Speculative Decoding: How Models Hit 1000 tok/sec
A small “draft” model proposes several tokens; the big model verifies them in parallel. The big model still produces every token but does much less sequential work.
The core idea
Standard autoregressive decoding generates one token at a time. Each token requires a forward pass through the entire model. Sequential. Slow at scale.
Speculative decoding adds a small “draft” model that proposes K tokens at a time. The big “target” model verifies all K in parallel in a single forward pass. Tokens that match the target’s predictions are accepted; tokens that don’t are corrected and the process restarts.
The math: if the draft model agrees with the target on average M of K tokens, you generate M+1 tokens per target forward pass instead of 1.
How verification works
Crucially, this is exact, not approximate. The target model still produces every token according to its own probability distribution. The draft is just a guess that’s either accepted (free speedup) or corrected (no penalty beyond the wasted draft step).
The trick: the target processes all K draft tokens in a single batched forward pass. Compute cost is roughly the same as one regular step. If draft accuracy is 60%, you net a 60% speedup with zero quality change.
Choosing a draft model
Three options:
- Smaller model from the same family (e.g., Llama-7B drafting for Llama-70B). Easy alignment of distributions, modest speedup (1.5-2x).

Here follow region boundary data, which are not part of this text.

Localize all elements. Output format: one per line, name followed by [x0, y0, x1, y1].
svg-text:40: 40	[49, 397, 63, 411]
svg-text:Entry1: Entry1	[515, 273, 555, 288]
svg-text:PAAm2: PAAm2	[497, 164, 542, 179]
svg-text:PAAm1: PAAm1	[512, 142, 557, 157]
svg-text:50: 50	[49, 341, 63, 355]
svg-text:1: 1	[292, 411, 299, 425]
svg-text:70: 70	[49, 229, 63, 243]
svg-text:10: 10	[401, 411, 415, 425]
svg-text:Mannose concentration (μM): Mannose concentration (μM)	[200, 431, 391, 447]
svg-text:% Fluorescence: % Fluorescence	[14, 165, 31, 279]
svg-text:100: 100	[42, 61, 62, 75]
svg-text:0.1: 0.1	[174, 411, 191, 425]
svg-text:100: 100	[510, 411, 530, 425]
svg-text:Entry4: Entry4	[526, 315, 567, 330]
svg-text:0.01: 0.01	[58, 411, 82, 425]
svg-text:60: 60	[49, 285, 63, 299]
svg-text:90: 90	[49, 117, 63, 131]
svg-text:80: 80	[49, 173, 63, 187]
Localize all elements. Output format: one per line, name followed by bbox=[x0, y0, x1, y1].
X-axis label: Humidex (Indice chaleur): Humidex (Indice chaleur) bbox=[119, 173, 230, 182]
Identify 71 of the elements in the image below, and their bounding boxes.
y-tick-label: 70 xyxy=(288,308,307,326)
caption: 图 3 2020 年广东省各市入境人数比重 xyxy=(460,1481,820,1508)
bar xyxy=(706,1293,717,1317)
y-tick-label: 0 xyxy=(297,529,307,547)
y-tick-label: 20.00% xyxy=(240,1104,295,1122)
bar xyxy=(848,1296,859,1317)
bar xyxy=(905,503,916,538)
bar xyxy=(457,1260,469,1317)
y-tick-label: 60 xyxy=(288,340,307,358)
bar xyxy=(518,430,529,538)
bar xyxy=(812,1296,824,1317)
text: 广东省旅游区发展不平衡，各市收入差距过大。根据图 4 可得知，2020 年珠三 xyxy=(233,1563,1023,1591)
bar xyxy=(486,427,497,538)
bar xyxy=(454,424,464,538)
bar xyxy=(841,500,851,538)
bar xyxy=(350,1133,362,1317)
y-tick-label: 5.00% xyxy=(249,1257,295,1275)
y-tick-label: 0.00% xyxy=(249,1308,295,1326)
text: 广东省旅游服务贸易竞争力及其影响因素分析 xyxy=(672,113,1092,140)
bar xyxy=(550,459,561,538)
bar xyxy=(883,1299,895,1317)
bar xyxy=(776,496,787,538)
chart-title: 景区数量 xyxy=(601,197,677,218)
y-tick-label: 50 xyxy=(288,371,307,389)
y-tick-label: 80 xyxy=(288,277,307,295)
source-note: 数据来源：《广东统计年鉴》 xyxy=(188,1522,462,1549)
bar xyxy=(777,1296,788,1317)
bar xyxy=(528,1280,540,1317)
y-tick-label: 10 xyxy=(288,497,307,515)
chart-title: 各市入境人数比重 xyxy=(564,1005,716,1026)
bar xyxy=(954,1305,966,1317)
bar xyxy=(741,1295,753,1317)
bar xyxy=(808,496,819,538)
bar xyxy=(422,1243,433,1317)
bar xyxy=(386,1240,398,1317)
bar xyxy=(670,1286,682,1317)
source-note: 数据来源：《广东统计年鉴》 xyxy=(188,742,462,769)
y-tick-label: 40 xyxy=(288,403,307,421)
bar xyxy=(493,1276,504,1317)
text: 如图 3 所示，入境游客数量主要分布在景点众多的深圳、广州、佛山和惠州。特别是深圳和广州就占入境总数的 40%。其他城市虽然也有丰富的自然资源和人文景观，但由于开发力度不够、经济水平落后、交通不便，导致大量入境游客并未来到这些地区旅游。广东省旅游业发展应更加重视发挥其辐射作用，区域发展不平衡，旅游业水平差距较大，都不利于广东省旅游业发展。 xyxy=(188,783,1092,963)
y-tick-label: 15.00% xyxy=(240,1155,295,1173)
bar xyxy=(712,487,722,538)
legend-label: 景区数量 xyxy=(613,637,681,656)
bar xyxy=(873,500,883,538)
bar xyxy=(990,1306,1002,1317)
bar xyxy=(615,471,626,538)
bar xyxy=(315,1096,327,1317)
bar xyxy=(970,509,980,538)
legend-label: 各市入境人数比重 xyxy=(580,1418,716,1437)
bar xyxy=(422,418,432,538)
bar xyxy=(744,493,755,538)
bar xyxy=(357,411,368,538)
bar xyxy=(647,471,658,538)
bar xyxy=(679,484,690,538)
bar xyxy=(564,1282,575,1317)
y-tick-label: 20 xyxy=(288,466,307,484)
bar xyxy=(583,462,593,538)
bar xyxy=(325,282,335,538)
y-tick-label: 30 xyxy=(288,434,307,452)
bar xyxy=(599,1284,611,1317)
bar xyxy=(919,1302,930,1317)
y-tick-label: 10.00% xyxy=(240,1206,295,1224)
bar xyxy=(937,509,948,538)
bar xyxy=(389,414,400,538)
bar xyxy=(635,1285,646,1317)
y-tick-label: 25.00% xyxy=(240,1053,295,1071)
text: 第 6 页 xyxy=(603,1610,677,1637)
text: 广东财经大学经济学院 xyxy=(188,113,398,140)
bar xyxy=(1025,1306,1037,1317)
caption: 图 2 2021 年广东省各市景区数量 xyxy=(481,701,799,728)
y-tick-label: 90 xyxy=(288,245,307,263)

- EAGLE/Medusa heads: lightweight prediction heads added to the target itself. Higher draft accuracy, lower compute. State-of-the-art for 2024-2025.
- N-gram drafting: classical statistical drafter. Free, surprisingly effective on repetitive content (code, structured output).
EAGLE-style drafting on a 70B target hits 3-4x speedup on most chat workloads. It’s the dominant technique in modern serving.
Real-world gains
Production deployments report:
- vLLM with speculative decoding: 2-3x throughput on Llama-class models.
- Cerebras and Groq: hardware-level parallelism plus speculation reaches 1000+ tok/sec on 70B-class models.
- Open-weight inference servers: 30-50% real-world speedup with default speculator settings.
The gains are larger on predictable-content tasks (code completion, structured generation) and smaller on creative tasks where the draft frequently disagrees.
What comes after
Speculative decoding is one of several techniques converging on the same goal: more output tokens per unit of GPU work. Related lines:
- Look-ahead decoding (no draft model needed; uses N-gram caches).
- Speculative sampling extensions for tree-of-tokens (multiple branches per step).
- Hardware-level acceleration via on-die SRAM (Cerebras Wafer-Scale, Groq LPU).
The throughput frontier of LLM inference is being pushed faster by serving infrastructure than by model architecture changes. Expect serving costs to keep falling 2-3x per year for the same model quality.